Another cool thing about Passover is that it’s easier to feel connected with the Christian world, since the observance of Easter doesn’t tend to overshadow the way that Christmas does Hanukkah. For both religions, there seems to be more emphasis on the meaning behind these two holidays, and not so much on one-upping each other’s festiveness. Despite the different origins, Easter’s being Jesus’ resurrection and Passover’s the Israelites’ escape from Egypt, there is still some overlap in that the Last Supper was a Passover Seder—according to the Books of Mark, Matthew and Luke in the New Testament. In an America where ethnic differences have become top-of-mind in the media, the corporate world and throughout academia, it’s kind of nice to feel some commonality for once. It’s also nice to know that outsiders are always welcome to join the seder and drink Elijah’s wine when the kids aren’t looking.

Perhaps the most important parallel between Passover and Easter, however, is the custom of re-enactment. While Christianity implements observances such as the fourteen Stations of the Cross and mock crucifixions, as is seen during Holy Week in Mexico, the seder includes symbolic menu items and a recounting of the ten plagues. Howard Stern and Gilbert Gottfried once lamented that Christians turn even the death of Jesus into a celebration of his return, while Jews bring themselves down with edible reminders of the blood and tears of slaves—not to mention, the bricks and mortar they carried as well. Still, every Jew will remember for eternity those ten plagues, the backbreaking work, the lesson in maturity from the Four Sons.

Every spring, my family reads from the Haggadah. We don’t omit any important details of the story, we don’t change any problematic names, and we don’t recite the blessings in a language other than Hebrew. We don’t throw out any family heirlooms because some great-grandparent or cousin hurt our feelings years ago. We certainly don’t come up with psychotic lore that Moses was actually a trans woman living an ethically non-monogamous lifestyle. Instead, we delve into the customs and traditions that have been passed down for thousands of years. Whether or not we agree with the actions of the characters, we become and actively participate in the history that brought humanity to the twenty-first century. This may be the best way to not only connect substantively with the past, but also to wonder what I would have done had I been in Moses’ position.

Since the end of the Civil War, re-enactments have been a part of American culture in some regions of the country. They include actors who play both Union and Confederate soldiers, both Grant and Lee. To erase any of these roles would be to deny any war ever happened, and to imply that any of that war’s effects appeared out of thin air. Many have also grown up with school field trips to colonial villages that make candles and butter by hand. We now have the choice to live with modern conveniences and clothing styles, but a number of misled leftists have been trying to erase the existence of history. I’ve thought about the recent removals of flags and statues, even those of people who used to be considered progressive or abolitionist leaders. A fairly common argument is for a Jew to consider the thought of walking in modern-day Berlin still covered in swastikas and Nazis on pedestals. It is obviously a valid point and, of course, historically many statue removals have been the result of military conquest, not feelings. However, there have been recent efforts by nameless bureaucrats to take public memory into their own hands.

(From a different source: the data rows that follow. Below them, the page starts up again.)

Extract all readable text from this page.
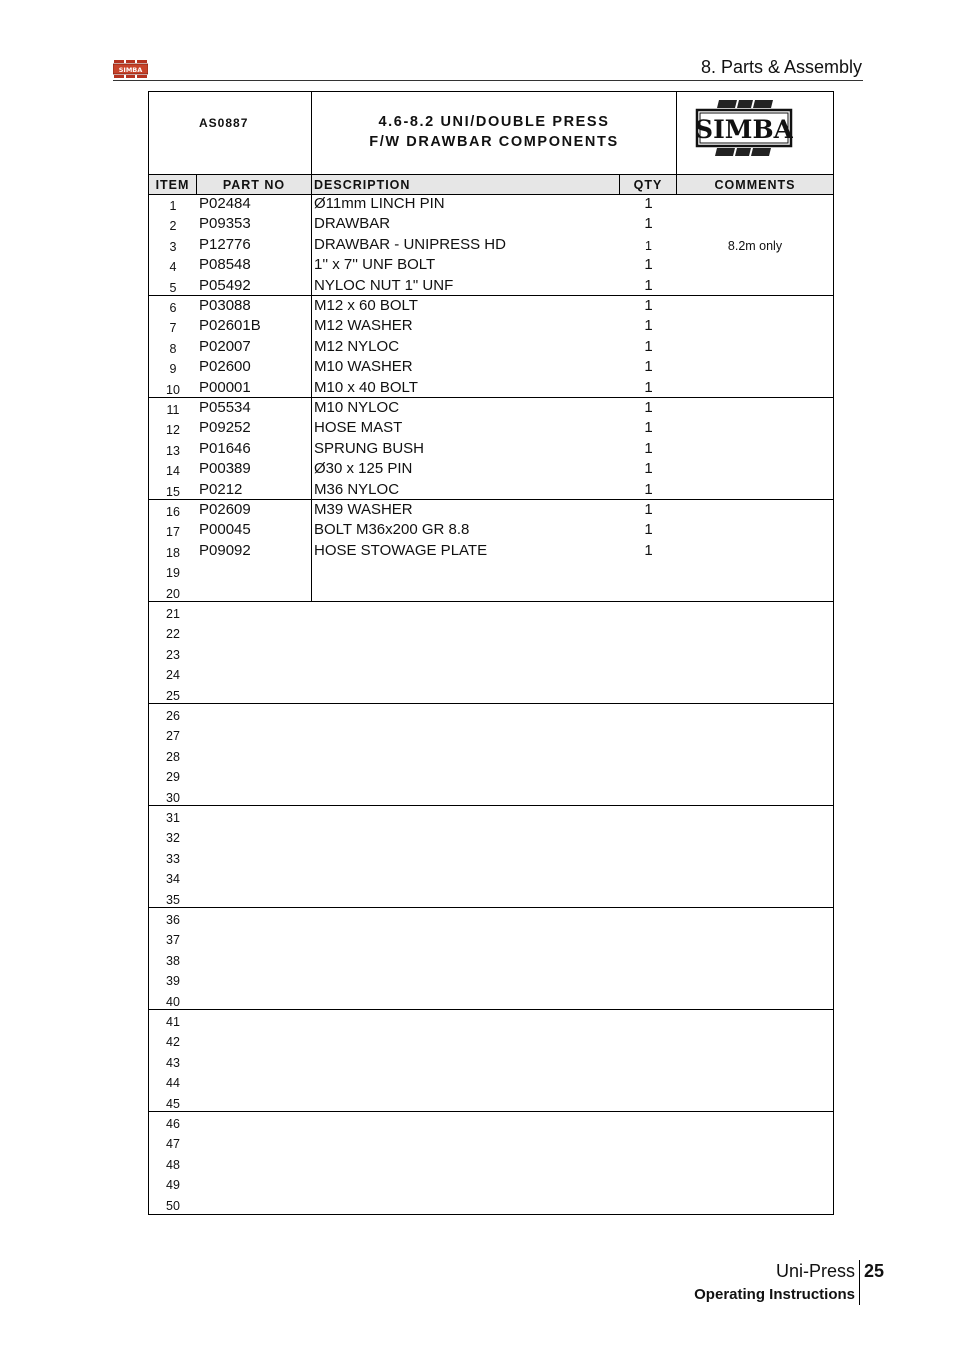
SIMBA	8. Parts & Assembly
AS0887	4.6-8.2 UNI/DOUBLE PRESS
F/W DRAWBAR COMPONENTS	SIMBA
ITEM	PART NO	DESCRIPTION	QTY	COMMENTS
1	P02484	Ø11mm LINCH PIN	1
2	P09353	DRAWBAR	1
3	P12776	DRAWBAR - UNIPRESS HD	1	8.2m only
4	P08548	1'' x 7'' UNF BOLT	1
5	P05492	NYLOC NUT 1" UNF	1
6	P03088	M12 x 60 BOLT	1
7	P02601B	M12 WASHER	1
8	P02007	M12 NYLOC	1
9	P02600	M10 WASHER	1
10	P00001	M10 x 40 BOLT	1
11	P05534	M10 NYLOC	1
12	P09252	HOSE MAST	1
13	P01646	SPRUNG BUSH	1
14	P00389	Ø30 x 125 PIN	1
15	P0212	M36 NYLOC	1
16	P02609	M39 WASHER	1
17	P00045	BOLT M36x200 GR 8.8	1
18	P09092	HOSE STOWAGE PLATE	1
19
20
21
22
23
24
25
26
27
28
29
30
31
32
33
34
35
36
37
38
39
40
41
42
43
44
45
46
47
48
49
50
Uni-Press 25
Operating Instructions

True, there will always be delusional pilgrims who journey to these relics to wax nostalgic about the “good ol’ days.” Does that mean that these historical figures never lived or reigned? Why even give the impression that Hitler had no supporters, or that Robert E. Lee is actually an inclusive piece of modern art? Is there no middle ground in this debate?

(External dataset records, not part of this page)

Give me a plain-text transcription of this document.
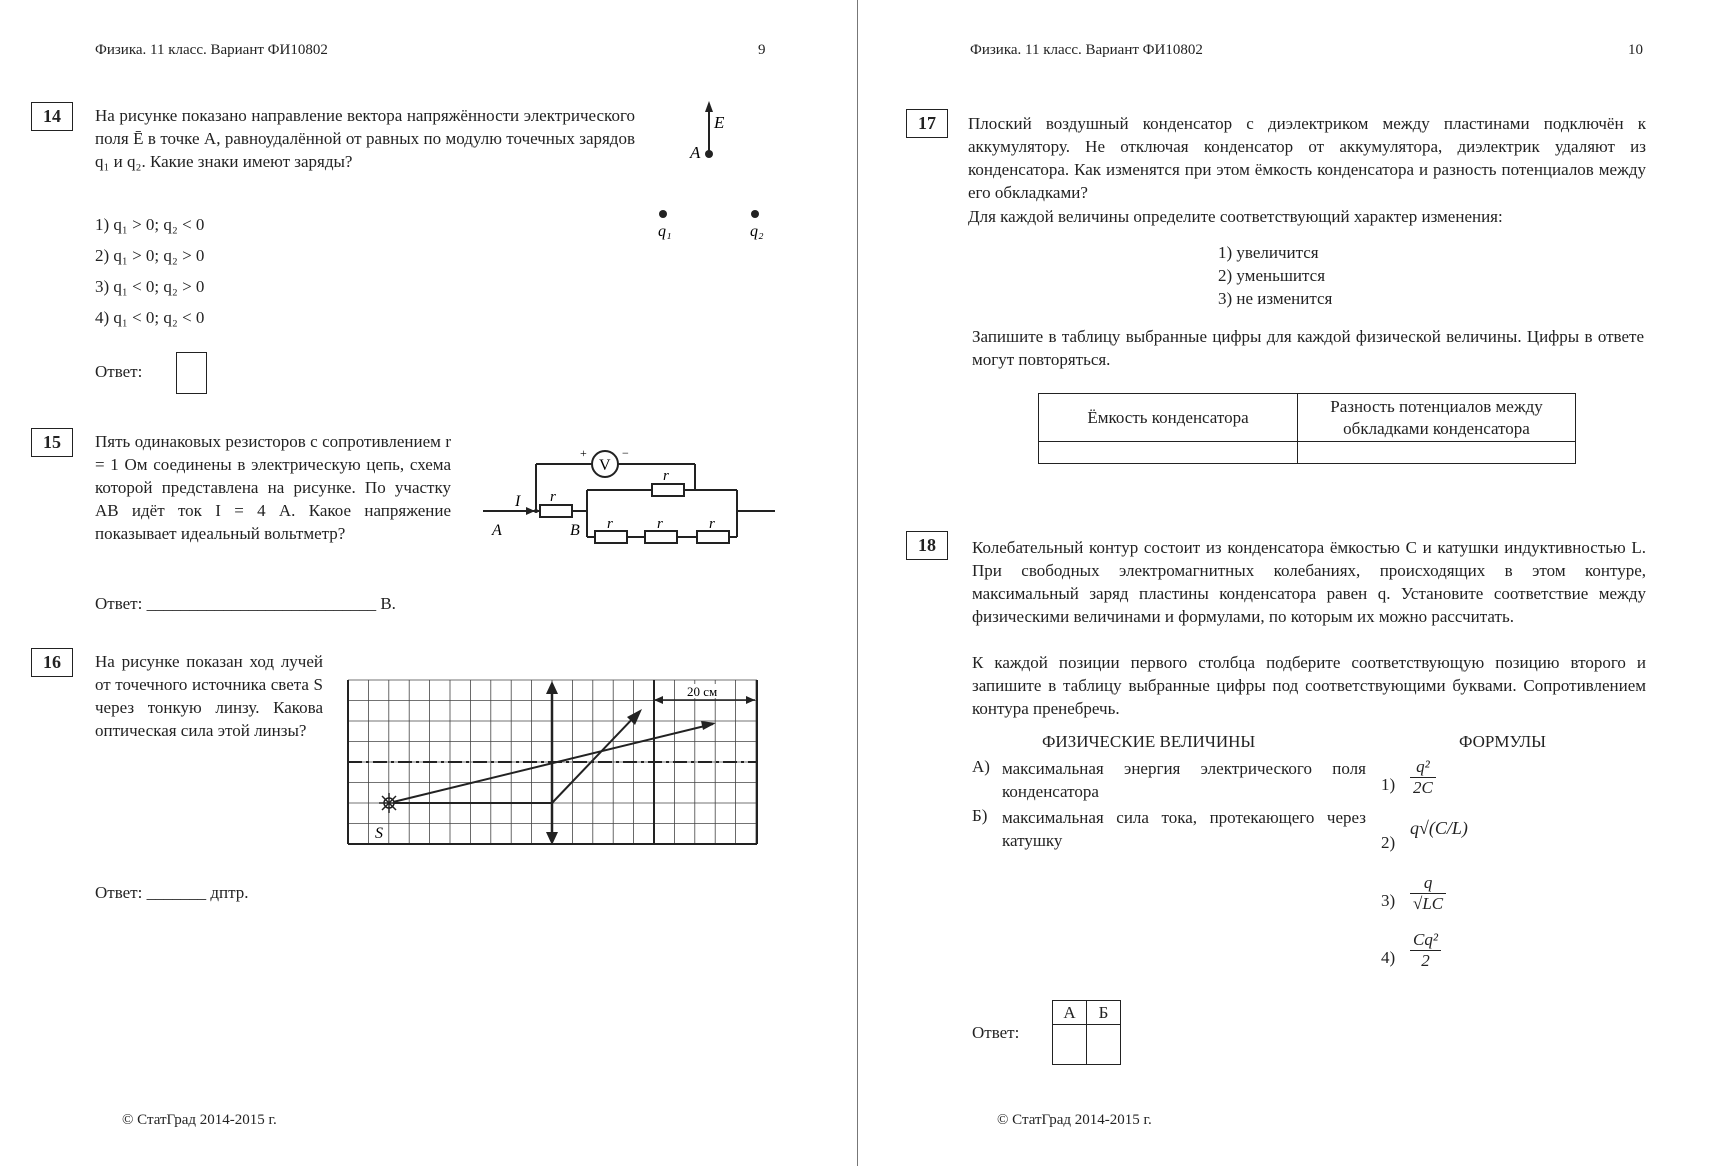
Физика. 11 класс. Вариант ФИ10802	9
14	На рисунке показано направление вектора напряжённости электрического поля Ē в точке A, равноудалённой от равных по модулю точечных зарядов q₁ и q₂. Какие знаки имеют заряды?
1) q₁ > 0; q₂ < 0
2) q₁ > 0; q₂ > 0
3) q₁ < 0; q₂ > 0
4) q₁ < 0; q₂ < 0
Ответ:
E
A
q₁	q₂
15	Пять одинаковых резисторов с сопротивлением r = 1 Ом соединены в электрическую цепь, схема которой представлена на рисунке. По участку AB идёт ток I = 4 А. Какое напряжение показывает идеальный вольтметр?
Ответ: ___________________________ В.
V
+	−
I r
r
r	r	r
A	B
16	На рисунке показан ход лучей от точечного источника света S через тонкую линзу. Какова оптическая сила этой линзы?
Ответ: _______ дптр.
20 см
S
© СтатГрад 2014-2015 г.
Физика. 11 класс. Вариант ФИ10802	10
17	Плоский воздушный конденсатор с диэлектриком между пластинами подключён к аккумулятору. Не отключая конденсатор от аккумулятора, диэлектрик удаляют из конденсатора. Как изменятся при этом ёмкость конденсатора и разность потенциалов между его обкладками?
Для каждой величины определите соответствующий характер изменения:
1) увеличится
2) уменьшится
3) не изменится
Запишите в таблицу выбранные цифры для каждой физической величины. Цифры в ответе могут повторяться.
Ёмкость конденсатора	Разность потенциалов между обкладками конденсатора

18	Колебательный контур состоит из конденсатора ёмкостью C и катушки индуктивностью L. При свободных электромагнитных колебаниях, происходящих в этом контуре, максимальный заряд пластины конденсатора равен q. Установите соответствие между физическими величинами и формулами, по которым их можно рассчитать.
К каждой позиции первого столбца подберите соответствующую позицию второго и запишите в таблицу выбранные цифры под соответствующими буквами. Сопротивлением контура пренебречь.
ФИЗИЧЕСКИЕ ВЕЛИЧИНЫ	ФОРМУЛЫ
А) максимальная энергия электрического поля конденсатора
Б) максимальная сила тока, протекающего через катушку
$1) \frac{\text{q²}}{2C}$
2)
q√(C/L)
$3) \frac{q}{√LC}$
$4) \frac{\text{Cq²}}{2}$
Ответ:
А	Б

© СтатГрад 2014-2015 г.
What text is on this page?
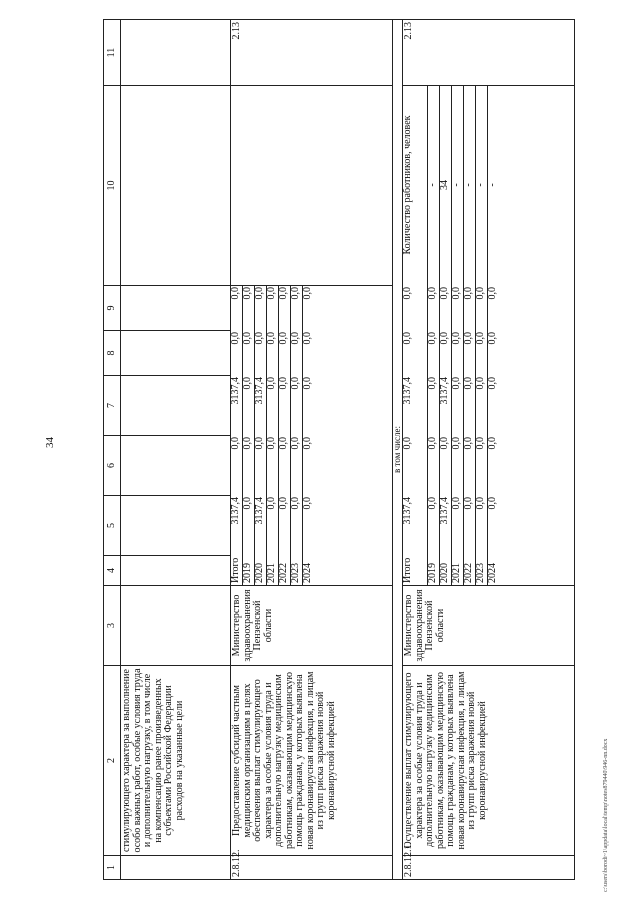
34
1	2	3	4	5	6	7	8	9	10	11
	стимулирующего характера за выполнение особо важных работ, особые условия труда и дополнительную нагрузку, в том числе на компенсацию ранее произведенных субъектами Российской Федерации расходов на указанные цели									
2.8.12.	Предоставление субсидий частным медицинским организациям в целях обеспечения выплат стимулирующего характера за особые условия труда и дополнительную нагрузку медицинским работникам, оказывающим медицинскую помощь гражданам, у которых выявлена новая коронавирусная инфекция, и лицам из групп риска заражения новой коронавирусной инфекцией	Министерство здравоохранения Пензенской области	
Итого	3137,4	0,0	3137,4	0,0	0,0
2019	0,0	0,0	0,0	0,0	0,0
2020	3137,4	0,0	3137,4	0,0	0,0
2021	0,0	0,0	0,0	0,0	0,0
2022	0,0	0,0	0,0	0,0	0,0
2023	0,0	0,0	0,0	0,0	0,0
2024	0,0	0,0	0,0	0,0	0,0
		2.13
в том числе:
2.8.12.1.	Осуществление выплат стимулирующего характера за особые условия труда и дополнительную нагрузку медицинским работникам, оказывающим медицинскую помощь гражданам, у которых выявлена новая коронавирусная инфекция, и лицам из групп риска заражения новой коронавирусной инфекцией	Министерство здравоохранения Пензенской области	
Итого	3137,4	0,0	3137,4	0,0	0,0	Количество работников, человек
2019	0,0	0,0	0,0	0,0	0,0	-
2020	3137,4	0,0	3137,4	0,0	0,0	34
2021	0,0	0,0	0,0	0,0	0,0	-
2022	0,0	0,0	0,0	0,0	0,0	-
2023	0,0	0,0	0,0	0,0	0,0	-
2024	0,0	0,0	0,0	0,0	0,0	-
	2.13
c:\users\borodi~1\appdata\local\temp\notes879440\946-nn.docx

Perhaps it is far more productive, enlightening and healing to sit with the discomfort of reality and accept that bad people sometimes do bad things to innocent people. The way to deal with that evil is not to pretend that it doesn’t exist, but rather to examine its origins and understand it—to know one’s enemy. 

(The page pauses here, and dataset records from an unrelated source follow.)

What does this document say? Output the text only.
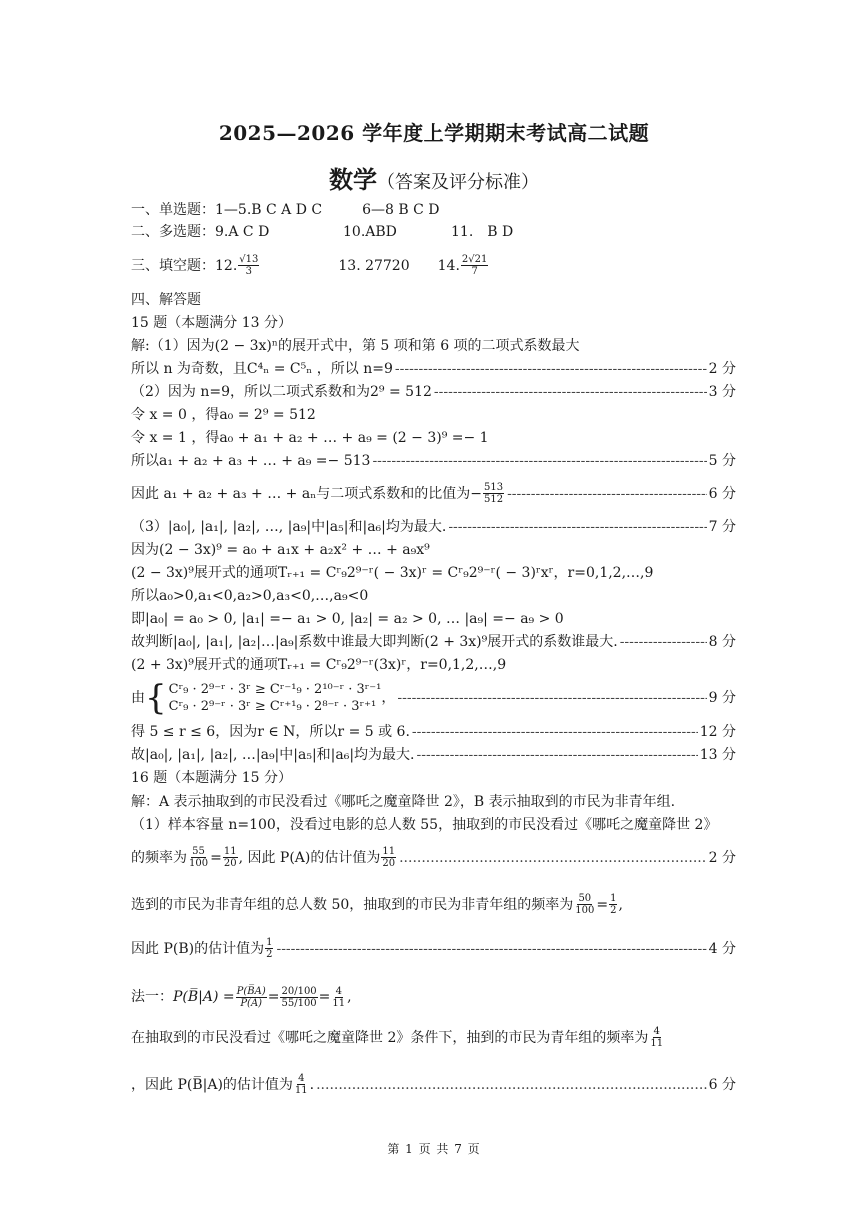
2025—2026 学年度上学期期末考试高二试题
数学（答案及评分标准）
一、单选题：1—5.B C A D C	6—8 B C D
二、多选题：9.A C D	10.ABD	11.　B D
三、填空题： 12. $\frac{√13}{3}$	13. 27720 14. $\frac{2√21}{7}$
四、解答题
15 题（本题满分 13 分）
解:（1）因为(2 − 3x)ⁿ的展开式中，第 5 项和第 6 项的二项式系数最大
所以 n 为奇数，且C⁴ₙ = C⁵ₙ ，所以 n=9 -----	2 分
（2）因为 n=9，所以二项式系数和为2⁹ = 512 -----	3 分
令 x = 0 ，得a₀ = 2⁹ = 512
令 x = 1 ，得a₀ + a₁ + a₂ + … + a₉ = (2 − 3)⁹ =− 1
所以a₁ + a₂ + a₃ + … + a₉ =− 513 -----	5 分
因此 a₁ + a₂ + a₃ + … + aₙ与二项式系数和的比值为− $\frac{513}{512}$ -----	6 分
（3）|a₀|, |a₁|, |a₂|, …, |a₉|中|a₅|和|a₆|均为最大. -----	7 分
因为(2 − 3x)⁹ = a₀ + a₁x + a₂x² + … + a₉x⁹
(2 − 3x)⁹展开式的通项Tᵣ₊₁ = Cʳ₉2⁹⁻ʳ( − 3x)ʳ = Cʳ₉2⁹⁻ʳ( − 3)ʳxʳ，r=0,1,2,…,9
所以a₀>0,a₁<0,a₂>0,a₃<0,…,a₉<0
即|a₀| = a₀ > 0, |a₁| =− a₁ > 0, |a₂| = a₂ > 0, … |a₉| =− a₉ > 0
故判断|a₀|, |a₁|, |a₂|…|a₉|系数中谁最大即判断(2 + 3x)⁹展开式的系数谁最大. -----	8 分
(2 + 3x)⁹展开式的通项Tᵣ₊₁ = Cʳ₉2⁹⁻ʳ(3x)ʳ，r=0,1,2,…,9
由 { Cʳ₉ · 2⁹⁻ʳ · 3ʳ ≥ Cʳ⁻¹₉ · 2¹⁰⁻ʳ · 3ʳ⁻¹
Cʳ₉ · 2⁹⁻ʳ · 3ʳ ≥ Cʳ⁺¹₉ · 2⁸⁻ʳ · 3ʳ⁺¹
， -----	9 分
得 5 ≤ r ≤ 6，因为r ∈ N，所以r = 5 或 6. -----	12 分
故|a₀|, |a₁|, |a₂|, …|a₉|中|a₅|和|a₆|均为最大. -----	13 分
16 题（本题满分 15 分）
解：A 表示抽取到的市民没看过《哪吒之魔童降世 2》，B 表示抽取到的市民为非青年组.
（1）样本容量 n=100，没看过电影的总人数 55，抽取到的市民没看过《哪吒之魔童降世 2》
的频率为 $\frac{55}{100} = \frac{11}{20}$ , 因此 P(A)的估计值为 $\frac{11}{20}$ .....	2 分
选到的市民为非青年组的总人数 50，抽取到的市民为非青年组的频率为 $\frac{50}{100} = \frac{1}{2}$ ,
因此 P(B)的估计值为 $\frac{1}{2}$ -----	4 分
法一： P(B̅|A) = $\frac{P(B̅A)}{P(A)} = \frac{20/100}{55/100} = \frac{4}{11}$ ,
在抽取到的市民没看过《哪吒之魔童降世 2》条件下，抽到的市民为青年组的频率为 $\frac{4}{11}$
，因此 P(B̅|A)的估计值为 $\frac{4}{11}$ . .....	6 分
第 1 页 共 7 页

As psychologist Jordan Peterson often points out, statistically, the majority of present-day people, had they been in Nazi Germany would have been Nazis, even many of those who were targets of the regime. Whether out of allegiance or out of fear, the mere danger in associating with certain people in that environment is precisely why totalitarianism was able to flourish in the way that it did. Since the end of World War II, many researchers such as Stanley Milgram have sought to understand what it is in human nature that leads to the adoption of such absurd ideology. It is the same phenomenon that kept Jim Crow democrats in office in the South. It cannot even be explained away as a problem of primitive times or geography, as Western society overall has demonstrated its own mass hysteria within the past fifteen years. This is naivete toward history, as well as disrespect toward those who warned the rest of us not to repeat it.

Better to create more seders and show this history for what it is. American and Western history altogether should be acted out and analyzed. Symbolically becoming both the oppressors and the oppressed, the victors and the defeated, will lead more young Americans to understand the founding of this country, free market capitalism, free speech and many of the other ideas that people on the left and right have bastardized into simplistic political rhetoric.

This Passover is an opportunity to explore the complexity and nuance of the past, and yet appreciate that that messy stumbling of human civilization has gotten us this far.

But, most importantly, stay away from the gefilte fish.